Class StructureName

  • All Implemented Interfaces:
    java.io.Serializable, java.lang.Comparable<StructureName>, StructureIdentifier

    public class StructureName
    extends java.lang.Object
    implements java.lang.Comparable<StructureName>, java.io.Serializable, StructureIdentifier
    A utility class that makes working with names of structures, domains and ranges easier. Accepts a wide range of identifier formats, including ScopDomain, CathDomain, PDP domains, and SubstructureIdentifier residue ranges. Where possible, data is extracted from the input string. Otherwise, range information may be loaded from one of the factory classes: CathFactory,ScopFactory, etc.
    See Also:
    the name. e.g. 4hhb, 4hhb.A, d4hhba_, PDP:4HHBAa etc., Serialized Form
    • Field Detail

      • name

        protected java.lang.String name
      • pdbId

        protected java.lang.String pdbId
      • chainName

        protected java.lang.String chainName
    • Constructor Detail

      • StructureName

        public StructureName​(java.lang.String name)
        Create a new StructureName from the given identifier, which may be a domain name, a substructure identifier, etc.

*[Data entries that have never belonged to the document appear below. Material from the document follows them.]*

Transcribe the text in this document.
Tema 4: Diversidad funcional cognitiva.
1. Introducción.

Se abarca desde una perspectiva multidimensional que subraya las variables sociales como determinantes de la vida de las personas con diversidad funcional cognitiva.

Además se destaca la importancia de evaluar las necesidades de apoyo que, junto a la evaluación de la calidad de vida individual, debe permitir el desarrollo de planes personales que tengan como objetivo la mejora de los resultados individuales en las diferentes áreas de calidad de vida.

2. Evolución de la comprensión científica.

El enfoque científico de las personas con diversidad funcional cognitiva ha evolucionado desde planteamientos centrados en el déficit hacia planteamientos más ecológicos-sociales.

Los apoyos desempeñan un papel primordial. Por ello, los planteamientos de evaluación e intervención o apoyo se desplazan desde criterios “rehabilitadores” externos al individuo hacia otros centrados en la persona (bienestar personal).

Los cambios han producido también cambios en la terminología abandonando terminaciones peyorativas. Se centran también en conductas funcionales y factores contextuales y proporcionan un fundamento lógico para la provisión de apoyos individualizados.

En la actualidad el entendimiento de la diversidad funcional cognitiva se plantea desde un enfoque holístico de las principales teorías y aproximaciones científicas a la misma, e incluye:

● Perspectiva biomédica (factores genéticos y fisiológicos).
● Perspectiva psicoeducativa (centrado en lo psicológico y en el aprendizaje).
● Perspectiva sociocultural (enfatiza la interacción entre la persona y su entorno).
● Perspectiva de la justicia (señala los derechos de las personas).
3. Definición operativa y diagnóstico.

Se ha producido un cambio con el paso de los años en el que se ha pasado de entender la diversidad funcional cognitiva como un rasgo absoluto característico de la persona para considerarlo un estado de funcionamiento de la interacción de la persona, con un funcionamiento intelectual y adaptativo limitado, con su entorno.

        The source and PDB-Id are extracted at compile time, but fully interpreting the ID, which may require additional parsing or remote calls, is done lazily.

        The following sources are supported. Any may be prefixed by the source name followed by a colon (e.g. PDB:4HHB). In this case, that source will be used unequivocally. If no source is specified, StructureName will make a (usually reliable) guess as to which source was intended.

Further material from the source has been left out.